The NY Times has
been running a series of articles on the cost of health care, which presumably
have engendered anger and frustration in many, if not most, readers. I
discussed one of them, “The
$2.7 Trillion medical bill”, on Jul 28, 2013 (The
high cost of US health care: it's not the colonoscopies, it's the profit).
It used colonoscopies as an example of why we have such high health-care costs.
A more recent piece on the cost of delivering a baby, Paying Till It Hurts: American Way of
Birth, Costliest in the World (July 1, 2013) documents the cost of that procedure. Many letters followed, most
irate and some discussing the conundrums; for example, our expectation of every
birth and baby being perfect, backed up by the threat of lawsuits, requires the
presence – and frequently deployment – of enormously high-tech resources for
every normal delivery.
One particularly
articulate and irate response came in an Op-Ed by H. Gilbert Welch, a professor
of medicine at the Dartmouth Institute for Health Policy and Clinical Practice,
“Diagnosis: Insufficient Outrage”, published July 4, 2013. Welch states
that he is “…not talking about a
violation of federal or state statutes, like Medicare or Medicaid fraud, although
crime in that sense definitely exists. I’m talking instead about the violation
of an ethical standard, of the very “calling” of medicine.” He goes on to
carefully describe both the incredible increase in prices for medical care and
the excess use of the procedures that cost the most. He adds that the prices
are only partially felt by the end-user (people) because Medicare, Medicaid and
commercial insurers pay far lower amounts than the posted prices, but that the
portion paid by people is going up, and of course the uninsured are charged
full price. He notes that “They are
largely young and employed (albeit poorly) and have little education,” although
in fact many are older, and unemployed (remember Medicaid insures only poor
people, but far from all poor
people).
His description
of the huge prices ($108 for a $5 tube of ointment, etc.) has become familiar,
and is reminiscent of the $100 hammers bought by the Defense Department several
decades ago. Less familiar, but at least as scary, is the increase he describes
in charges that come solely from the purchase of physician practices by
hospitals, which allows them to charge the higher fees that Medicare allows hospitals,
called facility fees. In one place where this was done, the amount paid by Medicare for an
electrocardiogram went up from $200 to $471, and for a colonoscopy from $2000
to $8000, in one year for the same procedure in the same location.

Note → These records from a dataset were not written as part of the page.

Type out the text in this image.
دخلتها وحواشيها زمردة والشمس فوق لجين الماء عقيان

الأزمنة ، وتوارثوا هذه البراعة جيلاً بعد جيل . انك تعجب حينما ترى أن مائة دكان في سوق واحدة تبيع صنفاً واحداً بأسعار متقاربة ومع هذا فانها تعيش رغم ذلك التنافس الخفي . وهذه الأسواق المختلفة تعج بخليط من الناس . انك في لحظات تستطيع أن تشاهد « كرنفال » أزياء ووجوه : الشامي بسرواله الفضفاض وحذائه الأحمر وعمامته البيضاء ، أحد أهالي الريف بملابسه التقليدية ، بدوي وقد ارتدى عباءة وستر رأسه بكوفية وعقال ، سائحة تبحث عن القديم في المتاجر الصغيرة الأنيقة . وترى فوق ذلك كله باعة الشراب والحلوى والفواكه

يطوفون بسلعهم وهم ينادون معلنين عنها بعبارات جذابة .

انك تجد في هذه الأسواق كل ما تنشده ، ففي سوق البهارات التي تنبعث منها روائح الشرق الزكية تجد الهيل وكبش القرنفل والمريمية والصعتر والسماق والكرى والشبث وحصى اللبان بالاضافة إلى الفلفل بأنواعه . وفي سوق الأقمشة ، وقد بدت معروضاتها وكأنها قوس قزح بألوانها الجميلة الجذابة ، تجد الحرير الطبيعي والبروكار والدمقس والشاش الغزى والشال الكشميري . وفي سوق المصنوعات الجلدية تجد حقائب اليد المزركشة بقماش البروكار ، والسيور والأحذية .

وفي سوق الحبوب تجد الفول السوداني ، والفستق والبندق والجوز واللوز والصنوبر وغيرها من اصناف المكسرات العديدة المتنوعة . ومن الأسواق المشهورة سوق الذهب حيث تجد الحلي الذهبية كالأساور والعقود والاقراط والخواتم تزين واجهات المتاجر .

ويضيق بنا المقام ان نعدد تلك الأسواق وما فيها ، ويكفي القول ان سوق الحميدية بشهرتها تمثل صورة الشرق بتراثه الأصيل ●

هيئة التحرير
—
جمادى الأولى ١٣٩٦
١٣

Welch says that “The word ‘crime’ is awfully strong. Many
prefer to call all this a problem of perverse incentives: good people, working
in a bad system,” but it is pretty clear that he has not convinced himself,
not to mention me. And yet, I know the pressures that physicians and hospitals
are under to make more money. After all, hospitals are run by businessmen, and
buying up all those physician practices and having to pay the doctors does not
come cheap, especially when insurers, particularly Medicare, are focusing on
saving money by reducing their reimbursements.
It is a fascinating, if not encouraging, situation, where I can read all
these exposes of medical excesses and then go back to work and hear from our
own hospital leaders what strategies that they are going to need to employ to
continue to make money in a challenging and competitive environment.
Welch says that “Medical care is intended to help people, not
enrich providers.” I agree, and maybe you do too, but there is an enormous
industry built around medical care and lots of providers (doctors and hospitals
and owners of various for-profit facilities, not to mention the pharmaceutical
and device industries, and insurance companies) who are indeed getting very
rich. And many of them are running very scared that their riches will decrease.
If we want a medical care system that is indeed intended to help people rather
than enrich providers, there needs to be a major change in the way that it is
paid for. We need to devise a system that encourages the provision of
high-quality, appropriate care to everyone who needs it. And does not provide
unnecessary or potentially harmful care to anyone. And is not so complicated
that it encourages work-arounds to cherry-pick profitable patients or do more
profitable procedures.
For starters, we need to have one payer, a single
payer for everyone so no people are “more desirable” or “less
desirable” based upon their insurance coverage (or lack thereof). That system
needs to have a component (not the RUC, see Changes
in the RUC: None.. How come we let a bunch of self-interested doctors decide
what they get paid?, July 21,
2013) that evaluates what a reasonable cost is for that care, including a
reasonable profit margin for the provider. It needs to have a component that
evaluates new technologies to assess whether they offer benefit over existing
diagnostic and treatment modalities, and to whom, and to not encourage
over-proliferation of expensive technologies (such as the proton-beam
accelerators Welch describes) because “if we don’t have one, they’ll go to the other
guys”. Incredibly expensive technologies, such as proton-beam accelerators,
should be purchased by the single payer system, regionally administered, and
available to everyone.
The profit-making
competitive marketplace works for many goods and services. It has no place in our health care.
1 comment:
Thank you for the article, very informative.